Figure 4: Site-specific Ets-1 deubiquitination by Usp9x.

(a) HEK293T cells ectopically expressing HA-Ets-1 (WT), HA-Ets-1/K388A or HA-Ets-1/K388R co-expressed with HA-Ub were subjected to immunoprecipitation with Ets-1 antibody (Bethyl) followed by immunoblotting for HA (top) or Ubiquitin (bottom). Ets-1 in the pulldown was also immunoblotted with anti-Ets-1 (Bethyl—bottom). (b) HEK293T cells ectopically expressing HA-Ets-1 alone or co-expressed with FLAG-Usp9x and HA-Ub (as noted) were subjected to HA (Ets-1) immunoprecipitation followed by immunoblotting of Ubiquitin (top). Whole cell lysates (WCL) were also immunoblotted for the protein indicated (bottom). (c) BRAF mutant SK-Mel29 cells were stably transfected with HA-Ets-1 WT or the K388R mutant plasmid, treated with 30 μg ml⁻¹ of cycloheximide (CHX), and harvested at the time points indicated after CHX addition.

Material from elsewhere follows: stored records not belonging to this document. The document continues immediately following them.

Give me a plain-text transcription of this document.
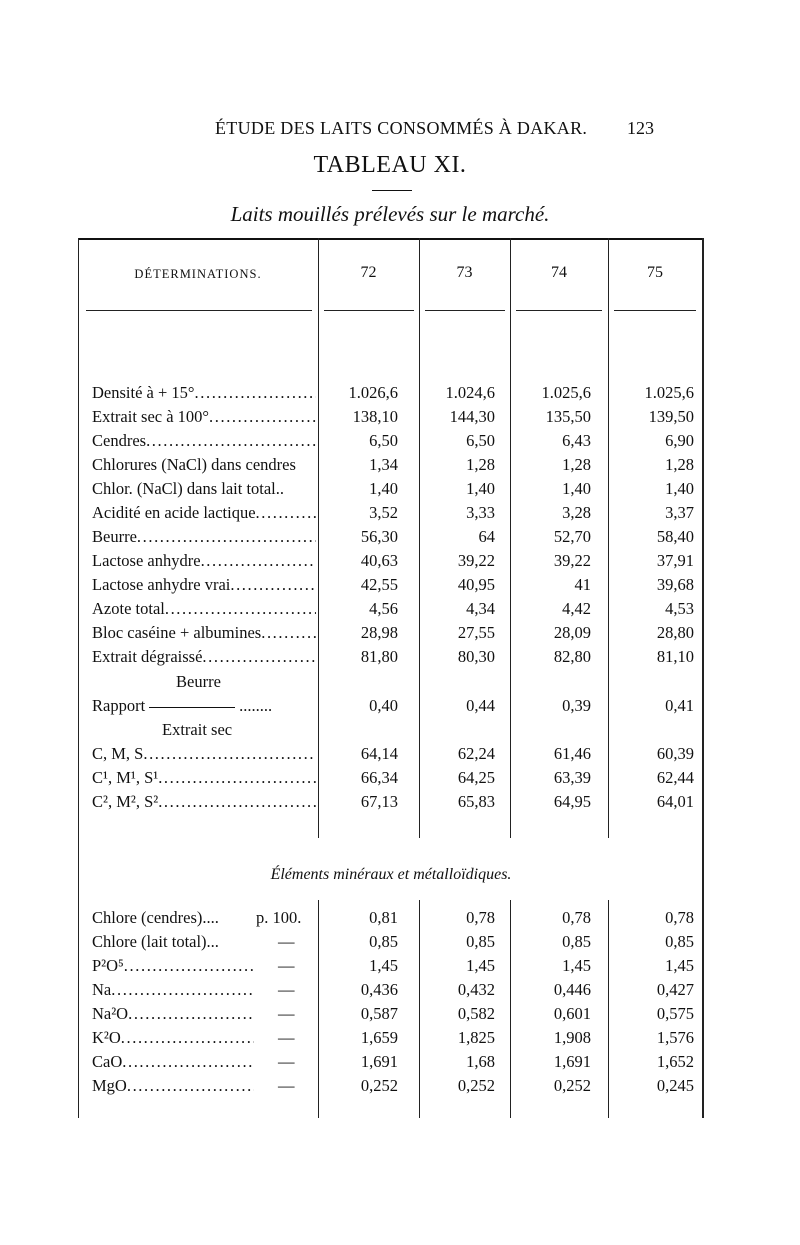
ÉTUDE DES LAITS CONSOMMÉS À DAKAR. 123
TABLEAU XI.
Laits mouillés prélevés sur le marché.
DÉTERMINATIONS.	72	73	74	75
Densité à + 15° .....	1.026,6	1.024,6	1.025,6	1.025,6
Extrait sec à 100° .....	138,10	144,30	135,50	139,50
Cendres .....	6,50	6,50	6,43	6,90
Chlorures (NaCl) dans cendres	1,34	1,28	1,28	1,28
Chlor. (NaCl) dans lait total..	1,40	1,40	1,40	1,40
Acidité en acide lactique .....	3,52	3,33	3,28	3,37
Beurre .....	56,30	64	52,70	58,40
Lactose anhydre .....	40,63	39,22	39,22	37,91
Lactose anhydre vrai .....	42,55	40,95	41	39,68
Azote total .....	4,56	4,34	4,42	4,53
Bloc caséine + albumines .....	28,98	27,55	28,09	28,80
Extrait dégraissé .....	81,80	80,30	82,80	81,10
Beurre
Rapport	........	0,40	0,44	0,39	0,41
Extrait sec
C, M, S .....	64,14	62,24	61,46	60,39
C¹, M¹, S¹ .....	66,34	64,25	63,39	62,44
C², M², S² .....	67,13	65,83	64,95	64,01
Éléments minéraux et métalloïdiques.
Chlore (cendres)....	p. 100.	0,81	0,78	0,78	0,78
Chlore (lait total)...	—	0,85	0,85	0,85	0,85
P²O⁵ .....	—	1,45	1,45	1,45	1,45
Na .....	—	0,436	0,432	0,446	0,427
Na²O .....	—	0,587	0,582	0,601	0,575
K²O .....	—	1,659	1,825	1,908	1,576
CaO .....	—	1,691	1,68	1,691	1,652
MgO .....	—	0,252	0,252	0,252	0,245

Immunoblot for HA (Ets-1) is shown. (d) The blot from c was subjected to densitometric scanning (ImageJ software) to detect changes in HA-Ets-1 protein levels over time. (e) Immunoblot for HA and actin in SK-Mel29 cells stably expressing HA-Ets-1 WT or HA-Ets-1/K388R. Protein expression levels were quantified by densitometry (ImageJ software). (f) Colony growth (detected by crystal violet staining) of SK-Mel29 cells expressing control, HA-Ets-1 WT or HA-Ets-1/K388R and grown 21 days in standard 2D culture. (g) Phase contrast images of SK-Mel29 cells expressing control, HA-Ets-1 WT or HA-Ets-1/K388R and grown on matrigel for 7 days. (h) Quantification of growth of colonies in (f) after 21 days. All data shown are mean values±s.d. (error bar) from three replicates.